Eine paneuropäische Infrastruktur
Das Projekt implementierte eine paneuropäische Infrastruktur, um die drei Kontrollzentralen mit den Rechenzentren von Indra in Madrid und Frequentis in Wien zu verbinden. Über das Air Traffic Management System iTEC stellte Indra aufgezeichnete Radar- und Flugplandaten zur Verfügung, die mittels eines Realzeitsimulators in das System eingespeist wurden. Außerdem richtete Indra die Lotsenarbeitsplätze mit den Komponenten für die Sprachkommunikation in Großbritannien und Polen ein.

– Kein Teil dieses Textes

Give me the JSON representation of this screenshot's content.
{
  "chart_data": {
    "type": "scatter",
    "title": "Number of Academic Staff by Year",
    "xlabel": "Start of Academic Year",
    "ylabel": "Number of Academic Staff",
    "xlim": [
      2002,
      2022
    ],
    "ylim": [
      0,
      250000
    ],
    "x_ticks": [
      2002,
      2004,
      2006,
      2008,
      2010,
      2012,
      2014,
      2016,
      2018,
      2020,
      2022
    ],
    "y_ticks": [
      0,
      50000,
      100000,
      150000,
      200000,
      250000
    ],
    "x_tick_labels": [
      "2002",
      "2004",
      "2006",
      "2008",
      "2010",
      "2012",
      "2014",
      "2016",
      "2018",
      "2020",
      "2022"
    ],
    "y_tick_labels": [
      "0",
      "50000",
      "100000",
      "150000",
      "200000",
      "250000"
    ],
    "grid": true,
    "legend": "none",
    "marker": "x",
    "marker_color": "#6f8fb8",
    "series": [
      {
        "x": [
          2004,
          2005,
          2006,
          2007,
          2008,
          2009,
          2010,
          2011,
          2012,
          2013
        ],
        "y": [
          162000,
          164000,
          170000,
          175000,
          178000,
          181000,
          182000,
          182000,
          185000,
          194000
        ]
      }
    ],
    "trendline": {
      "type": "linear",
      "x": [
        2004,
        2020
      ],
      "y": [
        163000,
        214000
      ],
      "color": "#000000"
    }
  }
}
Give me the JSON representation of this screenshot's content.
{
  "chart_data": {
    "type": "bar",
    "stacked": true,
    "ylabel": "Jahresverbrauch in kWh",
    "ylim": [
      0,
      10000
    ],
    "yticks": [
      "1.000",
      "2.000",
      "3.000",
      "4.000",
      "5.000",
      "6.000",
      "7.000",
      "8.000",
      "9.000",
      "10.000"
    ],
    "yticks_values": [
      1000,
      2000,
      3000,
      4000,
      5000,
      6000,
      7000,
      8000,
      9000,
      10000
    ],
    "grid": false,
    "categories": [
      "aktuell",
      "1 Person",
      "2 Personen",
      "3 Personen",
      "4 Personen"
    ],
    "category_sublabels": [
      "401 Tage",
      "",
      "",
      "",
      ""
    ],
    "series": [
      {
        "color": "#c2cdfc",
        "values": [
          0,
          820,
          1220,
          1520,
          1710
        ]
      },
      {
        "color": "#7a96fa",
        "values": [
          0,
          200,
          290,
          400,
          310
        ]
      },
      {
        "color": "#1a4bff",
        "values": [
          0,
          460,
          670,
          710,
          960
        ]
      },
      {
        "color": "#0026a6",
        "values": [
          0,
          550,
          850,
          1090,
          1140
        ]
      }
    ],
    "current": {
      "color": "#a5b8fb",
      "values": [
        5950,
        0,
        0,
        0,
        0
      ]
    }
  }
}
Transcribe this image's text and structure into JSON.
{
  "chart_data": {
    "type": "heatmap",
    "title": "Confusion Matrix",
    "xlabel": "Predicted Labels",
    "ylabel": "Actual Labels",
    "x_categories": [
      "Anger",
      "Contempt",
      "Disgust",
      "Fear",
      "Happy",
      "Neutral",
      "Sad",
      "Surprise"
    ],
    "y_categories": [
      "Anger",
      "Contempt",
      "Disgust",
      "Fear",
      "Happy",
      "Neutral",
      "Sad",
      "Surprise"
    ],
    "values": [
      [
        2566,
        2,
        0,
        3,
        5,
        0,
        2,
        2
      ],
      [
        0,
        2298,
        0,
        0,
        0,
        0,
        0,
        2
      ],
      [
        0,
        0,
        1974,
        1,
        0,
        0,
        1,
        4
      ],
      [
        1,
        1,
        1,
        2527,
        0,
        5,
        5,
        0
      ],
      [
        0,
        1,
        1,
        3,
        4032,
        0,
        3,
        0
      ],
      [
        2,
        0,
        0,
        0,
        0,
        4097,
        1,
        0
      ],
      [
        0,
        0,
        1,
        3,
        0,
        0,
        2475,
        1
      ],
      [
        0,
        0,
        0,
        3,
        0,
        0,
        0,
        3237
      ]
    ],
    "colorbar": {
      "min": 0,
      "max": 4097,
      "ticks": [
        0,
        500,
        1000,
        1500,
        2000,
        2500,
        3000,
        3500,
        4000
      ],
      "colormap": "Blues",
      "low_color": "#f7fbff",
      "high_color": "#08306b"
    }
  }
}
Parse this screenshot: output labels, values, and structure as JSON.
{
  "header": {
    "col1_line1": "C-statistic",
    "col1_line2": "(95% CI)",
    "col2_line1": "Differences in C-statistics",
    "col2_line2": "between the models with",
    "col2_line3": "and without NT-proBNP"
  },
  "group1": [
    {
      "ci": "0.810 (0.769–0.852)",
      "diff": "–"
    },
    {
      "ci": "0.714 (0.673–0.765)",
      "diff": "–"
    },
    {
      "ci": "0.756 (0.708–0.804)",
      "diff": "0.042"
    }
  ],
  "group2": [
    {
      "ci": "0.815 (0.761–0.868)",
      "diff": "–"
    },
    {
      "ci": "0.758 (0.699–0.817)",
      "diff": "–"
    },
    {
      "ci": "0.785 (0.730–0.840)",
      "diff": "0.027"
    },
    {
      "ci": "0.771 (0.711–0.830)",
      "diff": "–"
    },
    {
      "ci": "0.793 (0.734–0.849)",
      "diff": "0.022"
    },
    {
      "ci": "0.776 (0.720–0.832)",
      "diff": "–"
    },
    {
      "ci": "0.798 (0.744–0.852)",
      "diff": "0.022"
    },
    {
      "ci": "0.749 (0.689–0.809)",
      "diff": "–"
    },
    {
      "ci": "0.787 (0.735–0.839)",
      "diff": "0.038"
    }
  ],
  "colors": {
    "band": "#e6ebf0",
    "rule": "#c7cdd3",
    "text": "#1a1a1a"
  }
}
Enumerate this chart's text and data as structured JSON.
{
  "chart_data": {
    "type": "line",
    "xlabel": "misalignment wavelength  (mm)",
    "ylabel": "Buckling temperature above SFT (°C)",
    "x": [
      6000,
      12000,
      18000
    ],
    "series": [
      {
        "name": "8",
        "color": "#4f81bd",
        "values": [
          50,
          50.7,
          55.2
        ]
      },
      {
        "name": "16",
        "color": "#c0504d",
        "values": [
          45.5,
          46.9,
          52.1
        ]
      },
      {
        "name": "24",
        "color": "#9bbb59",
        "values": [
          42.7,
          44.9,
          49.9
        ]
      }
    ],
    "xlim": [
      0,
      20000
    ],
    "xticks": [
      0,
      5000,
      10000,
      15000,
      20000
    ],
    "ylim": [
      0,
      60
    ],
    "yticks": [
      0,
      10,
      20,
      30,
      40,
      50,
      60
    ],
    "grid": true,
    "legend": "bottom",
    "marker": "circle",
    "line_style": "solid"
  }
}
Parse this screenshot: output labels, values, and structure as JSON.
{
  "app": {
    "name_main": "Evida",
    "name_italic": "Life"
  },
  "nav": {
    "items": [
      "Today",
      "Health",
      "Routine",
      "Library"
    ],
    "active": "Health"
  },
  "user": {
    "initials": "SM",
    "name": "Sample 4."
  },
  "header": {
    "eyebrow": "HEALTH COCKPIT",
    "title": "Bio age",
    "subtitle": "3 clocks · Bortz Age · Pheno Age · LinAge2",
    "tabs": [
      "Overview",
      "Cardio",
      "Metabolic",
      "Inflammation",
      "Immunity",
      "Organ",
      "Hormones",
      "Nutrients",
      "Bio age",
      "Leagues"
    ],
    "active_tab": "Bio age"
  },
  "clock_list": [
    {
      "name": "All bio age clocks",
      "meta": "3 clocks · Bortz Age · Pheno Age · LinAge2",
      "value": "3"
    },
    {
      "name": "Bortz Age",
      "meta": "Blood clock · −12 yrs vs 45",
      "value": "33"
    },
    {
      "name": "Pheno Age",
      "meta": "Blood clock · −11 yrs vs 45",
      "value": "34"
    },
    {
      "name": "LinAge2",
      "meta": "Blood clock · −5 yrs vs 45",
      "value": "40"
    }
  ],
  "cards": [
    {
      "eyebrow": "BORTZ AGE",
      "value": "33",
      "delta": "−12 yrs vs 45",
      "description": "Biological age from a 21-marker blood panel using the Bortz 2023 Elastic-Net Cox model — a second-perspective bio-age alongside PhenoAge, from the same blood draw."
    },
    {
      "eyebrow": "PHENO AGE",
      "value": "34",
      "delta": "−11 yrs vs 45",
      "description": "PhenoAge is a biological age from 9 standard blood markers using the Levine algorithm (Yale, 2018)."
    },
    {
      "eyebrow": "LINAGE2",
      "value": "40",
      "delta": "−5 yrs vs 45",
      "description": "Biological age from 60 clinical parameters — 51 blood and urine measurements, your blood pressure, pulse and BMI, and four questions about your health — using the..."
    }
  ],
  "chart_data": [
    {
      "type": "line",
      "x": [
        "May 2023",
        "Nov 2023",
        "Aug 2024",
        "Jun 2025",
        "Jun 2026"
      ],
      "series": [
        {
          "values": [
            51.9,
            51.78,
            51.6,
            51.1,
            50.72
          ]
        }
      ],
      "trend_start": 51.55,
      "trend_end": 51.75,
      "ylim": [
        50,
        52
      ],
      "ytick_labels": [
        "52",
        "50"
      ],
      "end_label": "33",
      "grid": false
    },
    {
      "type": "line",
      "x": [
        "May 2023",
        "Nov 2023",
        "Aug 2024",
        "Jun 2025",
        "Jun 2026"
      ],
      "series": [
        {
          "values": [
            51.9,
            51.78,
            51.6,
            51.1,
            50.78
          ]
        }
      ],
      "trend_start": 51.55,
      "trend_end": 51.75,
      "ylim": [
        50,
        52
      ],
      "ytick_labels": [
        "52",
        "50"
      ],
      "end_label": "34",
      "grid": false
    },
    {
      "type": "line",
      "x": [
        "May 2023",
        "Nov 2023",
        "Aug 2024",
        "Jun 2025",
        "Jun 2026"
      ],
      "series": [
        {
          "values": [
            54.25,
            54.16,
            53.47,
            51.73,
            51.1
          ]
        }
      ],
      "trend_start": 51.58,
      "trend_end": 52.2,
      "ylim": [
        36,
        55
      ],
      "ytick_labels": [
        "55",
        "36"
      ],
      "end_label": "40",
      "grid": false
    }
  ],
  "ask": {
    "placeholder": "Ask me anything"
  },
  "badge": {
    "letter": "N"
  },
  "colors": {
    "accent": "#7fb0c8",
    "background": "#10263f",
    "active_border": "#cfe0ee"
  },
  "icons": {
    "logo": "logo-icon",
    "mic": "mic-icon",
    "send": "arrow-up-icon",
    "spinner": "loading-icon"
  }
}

Die DFS entwickelte einen individuellen Prototyp einer Arbeitsposition auf Basis ihres Flugsicherungssystems Phoenix. Frequentis stellte die Data-Center-Infrastruktur für die IT-Sprachkommunikation als auch die Komponenten für die Sprachkommunikation, die von der DFS an den Lotsenarbeitsplätzen genutzt werden. Weiterhin brachte Frequentis eine zentrale Middleware ein, die die Konnektivität aller Prototypen an den verschiedenen Standorten ermöglichte.

Medienkontakte:
DFS: Nanda Geelvink, nanda.geelvink@dfs.de,
Tel. +49 (0)6103 707-4164

ENAV: Enrico Parini, enrico.parini@enav.it,
Tel. +32 644 5838 

Frequentis: Jennifer McLellan, jennifer.mclellan@frequentis.com,
Tel. +44 2030 050 188

Indra Press Office, indraprensa@indracompany.com,
Tel. + (34) 91 480 97 05

NATS: Luke.LAW@nats.co.uk

PANSA: Agnieszka Byrt, agnieszka.byrt@pansa.pl

Die DFS Deutsche Flugsicherung GmbH ist ein bundeseigenes, privatrechtlich organisiertes Unternehmen mit rund 5.600 Mitarbeitern (Stand: 31.12.2020). Die DFS sorgt für einen sicheren und pünktlichen Flugverlauf. Die rund 2.200 Fluglotsen leiteten vor 2020 täglich bis zu 10.000 Flüge durch den deutschen Luftraum, im Jahr mehr als drei Millionen. Das Unternehmen betreibt Kontrollzentralen in Langen, Bremen, Karlsruhe und München sowie Tower an den 16 internationalen Verkehrsflughäfen in Deutschland. Die Tochtergesellschaft DFS Aviation Services GmbH vermarktet flugsicherungsnahe Produkte und Dienstleistungen und ist für die Flugverkehrskontrolle an neun deutschen Regionalflughäfen sowie an den Flughäfen London-Gatwick und Edinburgh verantwortlich. Die R. Eisenschmidt GmbH als weiteres DFS-Tochterunternehmen vertreibt Publikationen und Produkte für die Allgemeine Luftfahrt, an der Kaufbeuren ATM Training (KAT) wird militärisches Flugsicherungspersonal ausgebildet. Seit 2016 arbeitet die DFS an der Integration von Drohnen in den Luftverkehr und hat mit der Deutschen Telekom das Joint Venture Droniq GmbH gegründet. 

Über SESAR
Als technologischer Part der Single European Sky-Initiative zielt SESAR darauf ab, das Flugverkehrsmanagement (ATM) in Europa zu modernisieren und zu harmonisieren. Das SESAR Joint Undertaking (SESAR JU) wurde 2007 als Public-Private-Partnership gegründet, um dieses Bestreben zu unterstützen. Dazu bündelt SESAR das Wissen und die Ressourcen der gesamten ATM-Branche, um innovative technologische und operative Lösungen zu definieren, zu erforschen, zu entwickeln und zu validieren. Das SESAR JU ist auch für die Umsetzung des europäischen ATM-Masterplans verantwortlich, der die EU-Prioritäten für F&E und Implementierung definiert. Das SESAR JU wurde von der Europäischen Union und Eurocontrol gegründet und hat 19 Mitglieder, die zusammen mit ihren Partnern und angeschlossenen Verbänden über hundert in Europa und darüber hinaus tätige Unternehmen repräsentieren. Das SESAR JU arbeitet auch eng mit Personalverbänden, Regulierungsbehörden, Flughafenbetreibern und wissenschaftlichen Vertretern zusammen.

PJ.10-W2 PROSA wurde vom SESAR Joint Undertaking im Rahmen des Forschungs- und Innovationsprogramms "Horizont 2020" der Europäischen Union unter der Finanzhilfevereinbarung Nr. 874464 gefördert.